HK SecOps Engineer

Objective:

For this position, we are looking for a SecOps Engineer to assist one of our client in the cosmetic and personal care industry.

The SecOps Engineer ensures that the company’s information systems are operationally secure across all geographical regions. This role is a key addition to the Infrastructure team. The engineer acts as a Level 3 technical escalation point for global security incidents. The workload is distributed as 80% Run (Cybersecurity incident management) and 20% Build (continuous improvement).

Responsibilities:

1. Security operations & maintenance (80% Run)

• L3 Incident resolution: Providing Level 3 technical assistance for security incidents
• Threat analysis: Analyzing and qualifying security threats or incidents escalated by the 24/7 external MSSP (L1/L2).
• Email security alerts: review and analyse reported phishing emails
• Vulnerability management: Performing regular vulnerability assessments and driving the remediation of security weaknesses across the global park.
• System protection: Ensuring the operational security of 7,000 endpoints, 800 on-premise servers, and Azure cloud resources.
• Global scope support: Maintaining security for a worldwide infrastructure including 1,500 stores, 40 offices, and 3 factories.

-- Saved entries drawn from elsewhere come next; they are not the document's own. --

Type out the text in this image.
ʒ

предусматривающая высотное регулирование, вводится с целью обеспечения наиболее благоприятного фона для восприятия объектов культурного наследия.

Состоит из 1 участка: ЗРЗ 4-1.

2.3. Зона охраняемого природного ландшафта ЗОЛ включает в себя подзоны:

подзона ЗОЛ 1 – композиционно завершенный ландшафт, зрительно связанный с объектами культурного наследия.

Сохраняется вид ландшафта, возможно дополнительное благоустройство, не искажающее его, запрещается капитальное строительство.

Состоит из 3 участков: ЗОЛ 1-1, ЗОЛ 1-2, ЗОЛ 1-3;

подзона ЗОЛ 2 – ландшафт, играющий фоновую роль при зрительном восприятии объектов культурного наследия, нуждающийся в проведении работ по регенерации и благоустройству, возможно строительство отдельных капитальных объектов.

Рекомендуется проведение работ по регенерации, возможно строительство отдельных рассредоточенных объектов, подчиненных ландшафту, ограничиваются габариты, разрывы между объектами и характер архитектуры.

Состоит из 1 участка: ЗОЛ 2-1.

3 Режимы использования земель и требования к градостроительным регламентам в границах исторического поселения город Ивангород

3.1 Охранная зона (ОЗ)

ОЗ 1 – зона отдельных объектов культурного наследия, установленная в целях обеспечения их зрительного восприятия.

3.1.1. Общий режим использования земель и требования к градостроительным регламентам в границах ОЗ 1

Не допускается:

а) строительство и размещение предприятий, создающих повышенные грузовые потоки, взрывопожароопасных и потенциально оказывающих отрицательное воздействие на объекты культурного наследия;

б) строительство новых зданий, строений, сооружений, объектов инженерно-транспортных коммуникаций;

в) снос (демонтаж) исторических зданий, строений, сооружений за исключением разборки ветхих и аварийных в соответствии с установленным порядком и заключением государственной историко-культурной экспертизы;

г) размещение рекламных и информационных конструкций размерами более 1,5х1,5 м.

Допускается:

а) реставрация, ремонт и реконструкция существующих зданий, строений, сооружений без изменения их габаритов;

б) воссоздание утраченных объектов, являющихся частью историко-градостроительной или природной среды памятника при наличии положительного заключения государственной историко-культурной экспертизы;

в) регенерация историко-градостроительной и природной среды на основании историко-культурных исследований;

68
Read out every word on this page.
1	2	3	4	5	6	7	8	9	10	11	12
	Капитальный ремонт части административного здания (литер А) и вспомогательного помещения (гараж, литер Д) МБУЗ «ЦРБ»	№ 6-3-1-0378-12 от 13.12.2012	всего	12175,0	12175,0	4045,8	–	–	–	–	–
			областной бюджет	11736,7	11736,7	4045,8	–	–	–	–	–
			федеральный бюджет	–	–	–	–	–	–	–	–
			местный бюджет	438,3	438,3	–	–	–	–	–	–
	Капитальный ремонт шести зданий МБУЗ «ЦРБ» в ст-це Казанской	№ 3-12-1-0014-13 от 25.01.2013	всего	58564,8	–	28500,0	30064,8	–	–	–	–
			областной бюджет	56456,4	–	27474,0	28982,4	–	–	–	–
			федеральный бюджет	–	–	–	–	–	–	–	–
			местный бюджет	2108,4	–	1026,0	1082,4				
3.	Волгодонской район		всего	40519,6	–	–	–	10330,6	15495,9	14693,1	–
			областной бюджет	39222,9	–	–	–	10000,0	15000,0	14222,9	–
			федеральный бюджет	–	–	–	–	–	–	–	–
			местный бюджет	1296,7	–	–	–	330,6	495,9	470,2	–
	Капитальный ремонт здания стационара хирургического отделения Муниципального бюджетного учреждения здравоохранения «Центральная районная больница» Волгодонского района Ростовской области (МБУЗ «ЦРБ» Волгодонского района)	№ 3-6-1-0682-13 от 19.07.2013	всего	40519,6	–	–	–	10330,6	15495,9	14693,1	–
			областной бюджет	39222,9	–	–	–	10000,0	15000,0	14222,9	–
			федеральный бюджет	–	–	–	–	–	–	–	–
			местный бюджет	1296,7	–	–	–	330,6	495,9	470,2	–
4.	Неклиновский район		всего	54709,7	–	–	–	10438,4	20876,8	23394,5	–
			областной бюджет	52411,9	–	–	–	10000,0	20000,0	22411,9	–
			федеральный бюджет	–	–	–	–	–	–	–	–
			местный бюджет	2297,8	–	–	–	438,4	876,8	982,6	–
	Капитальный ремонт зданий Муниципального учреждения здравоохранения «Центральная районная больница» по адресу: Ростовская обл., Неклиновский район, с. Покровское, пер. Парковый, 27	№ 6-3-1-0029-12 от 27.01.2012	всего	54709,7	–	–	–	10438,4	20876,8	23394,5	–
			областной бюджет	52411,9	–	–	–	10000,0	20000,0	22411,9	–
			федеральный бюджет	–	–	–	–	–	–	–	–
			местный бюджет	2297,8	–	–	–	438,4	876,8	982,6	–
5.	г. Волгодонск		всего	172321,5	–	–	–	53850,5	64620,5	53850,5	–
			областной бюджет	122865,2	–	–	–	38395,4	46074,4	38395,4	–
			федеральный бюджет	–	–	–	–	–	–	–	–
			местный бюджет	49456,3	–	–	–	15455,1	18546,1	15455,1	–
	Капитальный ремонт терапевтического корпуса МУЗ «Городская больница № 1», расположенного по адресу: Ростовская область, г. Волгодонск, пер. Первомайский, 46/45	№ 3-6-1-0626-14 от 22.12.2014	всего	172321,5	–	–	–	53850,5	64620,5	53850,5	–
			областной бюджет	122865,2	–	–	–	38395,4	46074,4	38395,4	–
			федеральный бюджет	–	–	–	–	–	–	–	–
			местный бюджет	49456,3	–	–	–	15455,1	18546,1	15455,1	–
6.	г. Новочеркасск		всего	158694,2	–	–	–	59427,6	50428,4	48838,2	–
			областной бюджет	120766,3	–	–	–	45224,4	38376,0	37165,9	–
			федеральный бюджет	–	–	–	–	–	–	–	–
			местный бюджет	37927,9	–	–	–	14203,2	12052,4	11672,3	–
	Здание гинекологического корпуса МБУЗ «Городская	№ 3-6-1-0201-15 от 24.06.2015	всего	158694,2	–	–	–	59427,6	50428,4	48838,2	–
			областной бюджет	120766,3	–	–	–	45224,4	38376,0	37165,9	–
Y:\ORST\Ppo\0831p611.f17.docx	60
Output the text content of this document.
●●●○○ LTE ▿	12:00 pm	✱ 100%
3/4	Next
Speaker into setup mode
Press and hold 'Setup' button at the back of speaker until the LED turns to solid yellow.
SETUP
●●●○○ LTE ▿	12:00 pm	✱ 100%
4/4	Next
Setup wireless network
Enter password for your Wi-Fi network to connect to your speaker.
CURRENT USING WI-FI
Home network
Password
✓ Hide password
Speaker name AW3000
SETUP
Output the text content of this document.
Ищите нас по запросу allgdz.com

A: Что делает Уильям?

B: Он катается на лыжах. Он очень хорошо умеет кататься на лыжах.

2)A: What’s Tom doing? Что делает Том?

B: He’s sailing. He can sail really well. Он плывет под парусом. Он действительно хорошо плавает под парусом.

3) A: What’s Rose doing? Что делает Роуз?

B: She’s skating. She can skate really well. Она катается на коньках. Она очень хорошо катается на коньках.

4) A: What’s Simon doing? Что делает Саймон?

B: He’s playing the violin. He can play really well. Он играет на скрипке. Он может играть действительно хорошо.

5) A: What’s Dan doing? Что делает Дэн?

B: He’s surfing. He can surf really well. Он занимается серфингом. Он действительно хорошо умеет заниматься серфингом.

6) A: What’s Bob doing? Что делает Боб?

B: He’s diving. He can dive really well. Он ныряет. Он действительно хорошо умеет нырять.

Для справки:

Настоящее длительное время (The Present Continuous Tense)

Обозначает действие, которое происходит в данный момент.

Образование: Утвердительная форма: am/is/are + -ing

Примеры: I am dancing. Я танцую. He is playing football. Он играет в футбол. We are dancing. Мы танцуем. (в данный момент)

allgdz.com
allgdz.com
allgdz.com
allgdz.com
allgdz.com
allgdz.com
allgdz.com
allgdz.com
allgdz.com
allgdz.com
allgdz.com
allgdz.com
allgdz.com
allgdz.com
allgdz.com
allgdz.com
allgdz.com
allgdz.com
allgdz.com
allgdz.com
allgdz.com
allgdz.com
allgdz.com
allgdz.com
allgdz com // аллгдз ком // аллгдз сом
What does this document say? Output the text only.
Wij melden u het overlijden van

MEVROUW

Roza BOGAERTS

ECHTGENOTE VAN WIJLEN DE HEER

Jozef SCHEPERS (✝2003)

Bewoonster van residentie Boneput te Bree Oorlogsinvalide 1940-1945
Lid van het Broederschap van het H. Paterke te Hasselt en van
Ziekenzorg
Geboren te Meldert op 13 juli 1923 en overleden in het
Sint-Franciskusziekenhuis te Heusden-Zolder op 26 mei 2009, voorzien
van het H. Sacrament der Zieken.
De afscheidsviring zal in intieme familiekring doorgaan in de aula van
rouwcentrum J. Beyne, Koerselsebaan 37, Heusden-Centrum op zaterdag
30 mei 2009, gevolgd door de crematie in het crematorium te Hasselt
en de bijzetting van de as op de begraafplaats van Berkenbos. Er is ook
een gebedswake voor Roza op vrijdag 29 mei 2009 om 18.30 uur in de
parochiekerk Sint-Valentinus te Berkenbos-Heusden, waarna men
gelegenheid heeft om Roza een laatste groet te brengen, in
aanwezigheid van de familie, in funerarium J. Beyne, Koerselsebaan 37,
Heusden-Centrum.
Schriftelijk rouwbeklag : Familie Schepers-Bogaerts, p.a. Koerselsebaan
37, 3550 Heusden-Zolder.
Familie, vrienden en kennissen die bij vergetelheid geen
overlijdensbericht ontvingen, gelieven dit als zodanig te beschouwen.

2. Security evolution (20% Build)

• Tooling optimization: Contributing to the continuous adjustment and improvement of security platforms to ensure they remain adapted to the company's needs.
• Project contribution: Supporting the deployment of new security tools for servers, endpoints, and cloud services

Technical environment:

The role operates within a technical stack primarily focused on Microsoft and specialized security solutions:

• SIEM/SOAR: Microsoft Sentinel.
• EDR/XDR: Mainly Microsoft Defender E5 suite
• Vulnerability management: dedicated vulnerability scanner
• Other sources of logs / Network security: Firewalls, Cloud Proxy
• Cloud infrastructure: Azure Cloud (a CNAPP is in place)

Team & organization:

• Global integration: The engineer joins a Network and Security team of 10 professionals spread worldwide, including 2 dedicated SecOps members. Direct manager is based in Europe (France). The Network and Security team is part of a wider infrastructure team of ~60 people and part of an IT team of ~250 people.

The mid-term objective is to operate in a "Follow the Sun" model.

• Autonomy: As the rest of the team is located on different global sites, a high level of autonomy is required.
• Collaboration: Maintaining strong functional links with other infrastructure teams (Local Support, Hosting, Workplace) is essential.